Put another way, if your great-great-great-great-great-grandparents were all in North America (and remember, you have 128 gr-gr-gr-gr-gr-grandparents), given the realities of frontier America, you surely have some mixed racial ancestry, whether that includes European, Native American, African American, or Asian mixes.

It is no accident that America has as one of it's nicknames, "Melting Pot."




Question

How do you prove a family legend is true?

Answer

Now therein lies the challenge! If a family story remains a legend, it's probably because it is difficult to prove the story.

To use the example of Native American ancestry again, most Native American Tribes used oral history instead of written records until the late 1800's. Unfortunately, that makes the written records more recent than most of the frontier bi-racial marriages.




Question

Does such lack of proof make a family legend worthless?

Answer

No. The family legend is still valuable in a couple of important ways. First, the legend may be true, and it guides you in areas that need to be researched. I would document a family legend in the same way that I document any other piece of genealogy data -- by attaching to it whatever source information I have, so that the reader of my report can decide for him or her self what they think of the quality of my source. Obviously, the source will be strong if it's photocopies with my ancestor's names from the U. S. Bureau of Indian Affairs tribal records. The source will be more subject to question if it is based on interviews with several relatives several generations after the fact.

But, it would be equally reckless to either present the story as more proven than it is, or conversely to suppress the story because of lack of written records.

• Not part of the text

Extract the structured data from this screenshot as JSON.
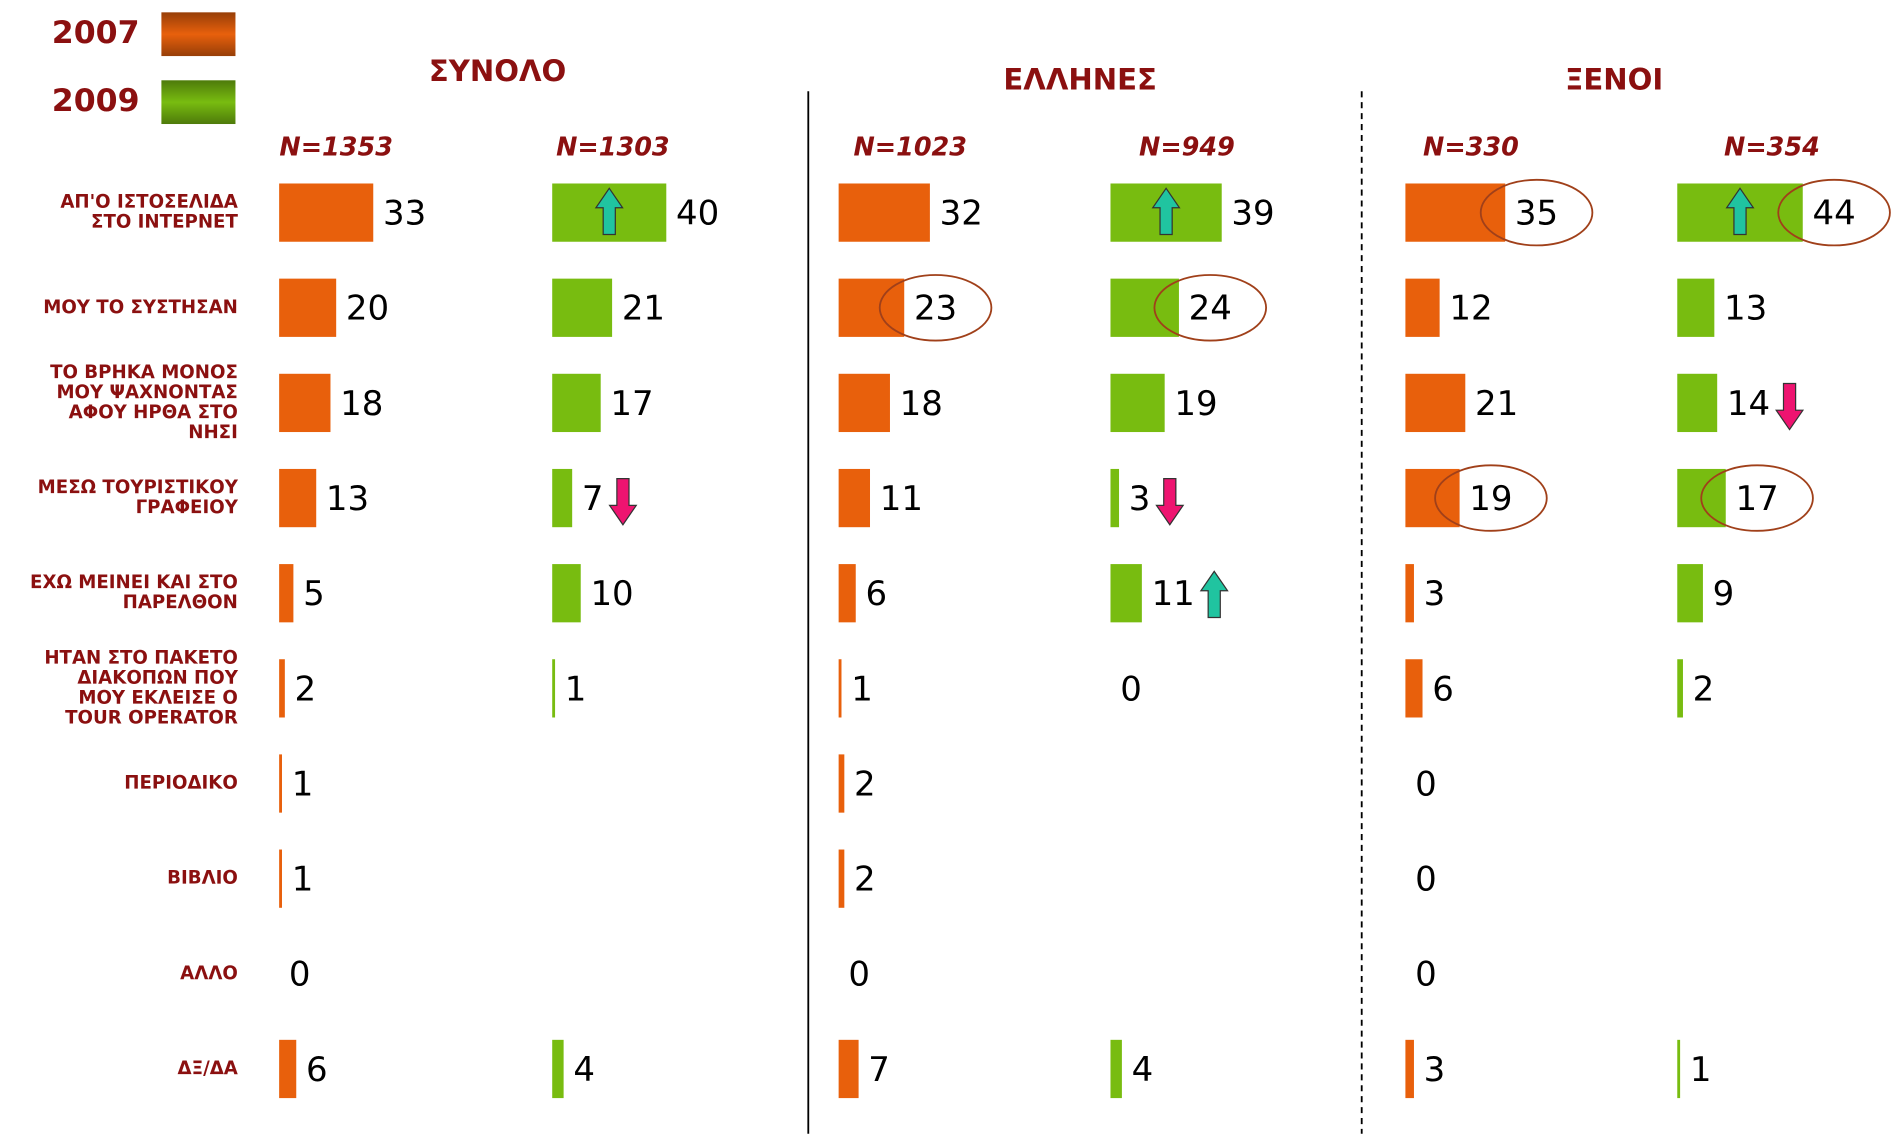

Present the family legend, with an honest reference to your sources, so that you are neither exagerating, nor prematurely denying, your family history.




Question

You said that Family Legends, even if unproven, are valuable for a couple of important reasons. What is the other one, besides the fact that they might be true and give you clues about what to research?

Answer

Family legends give one a little taste of the personality of one's ancestors. For example, even if I am never able to prove our family legend of having ancestors in the Ute Tribe, I am very proud that my ancestors saw a bi-racial heritage as a valuable thing during a time when much of society was plagued with racial prejudice. That is something I can know about my family from the telling of the legend, whether or not the legend is true.

Family legends, like other stories, add color to the family history. One has to have hard data (birthdates, birth locations, marriage dates, marriage locations, death dates, death locations, burial locations, etc.) in any genealogical research project. But numbers alone can be boring. Including stories, from both the remote family history and the modern family history, make the report come to life as the reader is given a glimpse of the personalities and lives of your ancestors.

If you are able to add family photographs and relics to the stories and data, your genealogy report becomes a fascinating trip into the past.

Again, I am not suggesting that anything be called proven that is not proven. The honesty comes with clearly identifying the source of every piece of data, every photograph and every story that you include in your report.